The big powers of Europe's most fervent wish is to see Syriza toppled, followed by a return to a more amenable coalition of like-minded conservatives. Their hardline is motivated by the hope that a humiliation, tough unacceptable terms imposed on Greece, will prompt a rebellion in the ranks of Syriza. The government will fall. The ensuing general election will see Syriza split into its individual parts.
Fiscal hawks and the unelected European officials yearn for a return to the days when they were faced across the table by Greece's answer to Enda Kenny, the agreeable New Democracy prime minister Antonis Samaras. The endgame for them is that Syriza will fail to live up to Greek peoples' expectations, the government will collapse and that disillusioned Greece will elect its Noonans, its Kennys and its Flanagans.
So far, the opposite is happening. Tsipras has a 70pc approval rating in Greek opinion polls. The policy of destabilising the Greek government is backfiring. The citizens are rallying against European diktats. They know, above all, that the €338bn Greek national debt is the elephant in the room. Every economist in Europe admits that the Greek debt will never be repaid. Despite Enda Kenny's little outbursts, a write-off is simply a matter of time. Any solution that fails to address debt relief or writedowns is a fudge. Debt forgiveness is coming, however embarrassing for the Irish negotiators who failed to secure it for themselves.
The abyss had been beckoning all last week. Noonan does not seem to understand the dangers of a Greek departure from the eurozone. His absurd claim that there would be no "contagion effect" if Greece defaulted and left the eurozone was bravado. It was contradicted by Moodys, which insisted that a Greek exit would be dangerous for Ireland's banks. Moodys recognises that they are fragile. No one knows the implications of Greek banks plunging us into the unknown. Only a fool or a puppet would suggest he had a crystal ball on contagion.

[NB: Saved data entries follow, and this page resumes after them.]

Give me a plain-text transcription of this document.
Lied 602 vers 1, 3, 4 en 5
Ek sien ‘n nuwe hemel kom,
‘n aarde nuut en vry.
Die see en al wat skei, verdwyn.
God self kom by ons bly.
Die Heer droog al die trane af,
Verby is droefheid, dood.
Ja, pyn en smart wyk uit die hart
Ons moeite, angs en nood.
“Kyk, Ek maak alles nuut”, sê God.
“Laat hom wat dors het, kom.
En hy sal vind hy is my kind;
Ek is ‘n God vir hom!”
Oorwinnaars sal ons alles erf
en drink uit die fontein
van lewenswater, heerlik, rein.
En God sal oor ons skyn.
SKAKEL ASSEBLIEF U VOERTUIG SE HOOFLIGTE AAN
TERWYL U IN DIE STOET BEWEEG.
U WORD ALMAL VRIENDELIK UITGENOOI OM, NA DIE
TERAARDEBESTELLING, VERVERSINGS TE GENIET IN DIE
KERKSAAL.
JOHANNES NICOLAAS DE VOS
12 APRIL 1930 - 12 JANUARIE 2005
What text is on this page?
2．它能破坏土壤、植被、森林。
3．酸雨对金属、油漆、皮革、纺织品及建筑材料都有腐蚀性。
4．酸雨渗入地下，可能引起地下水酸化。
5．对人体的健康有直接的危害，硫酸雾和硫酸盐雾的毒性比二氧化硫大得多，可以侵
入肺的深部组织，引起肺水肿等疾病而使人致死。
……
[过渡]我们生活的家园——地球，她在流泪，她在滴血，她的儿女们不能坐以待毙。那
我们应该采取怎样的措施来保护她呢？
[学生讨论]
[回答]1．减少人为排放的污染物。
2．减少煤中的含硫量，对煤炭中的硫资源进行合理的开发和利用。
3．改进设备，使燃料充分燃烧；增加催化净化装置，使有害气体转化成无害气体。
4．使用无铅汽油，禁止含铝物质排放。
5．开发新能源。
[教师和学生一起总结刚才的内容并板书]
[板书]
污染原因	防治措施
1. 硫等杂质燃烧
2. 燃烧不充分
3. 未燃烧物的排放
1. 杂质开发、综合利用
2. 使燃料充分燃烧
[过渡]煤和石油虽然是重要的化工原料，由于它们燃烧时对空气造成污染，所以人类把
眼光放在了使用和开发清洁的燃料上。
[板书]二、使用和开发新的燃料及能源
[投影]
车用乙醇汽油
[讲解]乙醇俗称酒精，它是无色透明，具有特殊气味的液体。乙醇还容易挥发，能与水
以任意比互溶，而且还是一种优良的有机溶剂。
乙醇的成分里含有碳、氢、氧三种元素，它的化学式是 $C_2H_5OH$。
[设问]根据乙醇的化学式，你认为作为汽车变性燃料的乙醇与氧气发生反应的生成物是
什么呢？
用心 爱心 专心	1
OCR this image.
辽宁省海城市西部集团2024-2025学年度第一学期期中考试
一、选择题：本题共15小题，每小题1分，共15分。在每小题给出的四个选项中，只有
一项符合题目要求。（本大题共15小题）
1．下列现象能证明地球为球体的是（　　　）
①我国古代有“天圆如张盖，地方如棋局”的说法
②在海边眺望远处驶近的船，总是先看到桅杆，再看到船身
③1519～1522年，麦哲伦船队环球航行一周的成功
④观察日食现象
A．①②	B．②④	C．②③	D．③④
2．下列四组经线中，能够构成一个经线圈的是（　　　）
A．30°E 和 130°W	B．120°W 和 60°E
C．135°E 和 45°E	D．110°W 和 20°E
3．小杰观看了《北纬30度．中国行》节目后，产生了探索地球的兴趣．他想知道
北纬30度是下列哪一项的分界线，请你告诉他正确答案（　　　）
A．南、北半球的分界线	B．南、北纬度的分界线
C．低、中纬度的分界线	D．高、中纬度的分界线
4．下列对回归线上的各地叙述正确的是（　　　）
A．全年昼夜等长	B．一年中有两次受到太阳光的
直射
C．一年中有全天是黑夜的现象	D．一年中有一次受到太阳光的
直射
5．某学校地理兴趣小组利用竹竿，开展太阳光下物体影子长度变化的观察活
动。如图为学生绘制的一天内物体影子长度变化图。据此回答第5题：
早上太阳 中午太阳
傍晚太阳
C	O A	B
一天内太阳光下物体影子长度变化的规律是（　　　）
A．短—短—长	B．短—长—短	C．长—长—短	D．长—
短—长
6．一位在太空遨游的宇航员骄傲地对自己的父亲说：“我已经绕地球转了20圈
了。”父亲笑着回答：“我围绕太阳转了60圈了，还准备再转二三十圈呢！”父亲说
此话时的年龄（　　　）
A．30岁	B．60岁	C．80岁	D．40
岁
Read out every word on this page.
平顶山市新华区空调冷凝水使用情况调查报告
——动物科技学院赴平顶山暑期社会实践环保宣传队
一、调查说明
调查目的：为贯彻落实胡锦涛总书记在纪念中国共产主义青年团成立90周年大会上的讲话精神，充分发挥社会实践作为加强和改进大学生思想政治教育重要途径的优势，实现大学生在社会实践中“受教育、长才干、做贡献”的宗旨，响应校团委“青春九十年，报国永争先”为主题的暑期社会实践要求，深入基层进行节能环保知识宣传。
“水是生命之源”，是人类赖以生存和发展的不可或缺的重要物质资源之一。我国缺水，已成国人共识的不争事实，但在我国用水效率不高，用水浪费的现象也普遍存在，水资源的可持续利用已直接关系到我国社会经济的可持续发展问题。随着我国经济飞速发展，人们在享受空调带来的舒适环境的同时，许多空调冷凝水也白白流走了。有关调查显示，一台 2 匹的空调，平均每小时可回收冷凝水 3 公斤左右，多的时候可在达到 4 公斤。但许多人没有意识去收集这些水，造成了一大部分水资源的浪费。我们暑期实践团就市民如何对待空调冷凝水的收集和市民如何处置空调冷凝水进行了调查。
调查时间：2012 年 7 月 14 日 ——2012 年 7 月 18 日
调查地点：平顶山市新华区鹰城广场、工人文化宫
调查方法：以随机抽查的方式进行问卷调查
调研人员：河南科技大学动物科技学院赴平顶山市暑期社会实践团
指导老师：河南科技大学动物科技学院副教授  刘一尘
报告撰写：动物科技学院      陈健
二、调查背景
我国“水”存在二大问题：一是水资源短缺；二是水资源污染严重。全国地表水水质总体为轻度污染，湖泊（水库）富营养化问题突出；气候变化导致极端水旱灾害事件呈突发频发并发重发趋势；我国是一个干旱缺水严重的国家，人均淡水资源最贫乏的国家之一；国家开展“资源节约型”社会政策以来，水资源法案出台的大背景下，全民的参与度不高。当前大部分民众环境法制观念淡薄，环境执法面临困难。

Where did Noonan find the evidence to give such a hostage to fortune? Perhaps he was fired up for his bold forays last week when he quietly attended a pre-eurogroup meeting of the centre-right European People' s Party, an outfit that includes Schauble and the equally orthodox Finnish finance m inister Alex Stubb.
Last weekend, another finance minister, Greece's Varoufakis, took space in The Irish Times to appeal to the Irish people over the heads of the Irish Government. On Friday's Morning Ireland he repeated the exercise. He cited Noonan himself - in a private eurogroup meeting -revealing that the matter suddenly being discussed by the finance ministers had been bounced on them by the big unelected powerhouses of Europe for rubber stamping.
They had not been allowed to see key documents before being asked to ratify them. Varoufakis was putting his hand into a gaping wound in the body of Europe. His appeals may have resonated with the people of Ireland but they fell on deaf ears in Iveagh House. If Ireland had responded, it would have been the end of Flanagan's plaudits.
It is not a pretty sight to see our leaders standing shoulder to shoulder with the IMF, the ECB, the European Commission, Angela Merkel and Wolfgang Schauble.
Are the bullied joining the bully boys?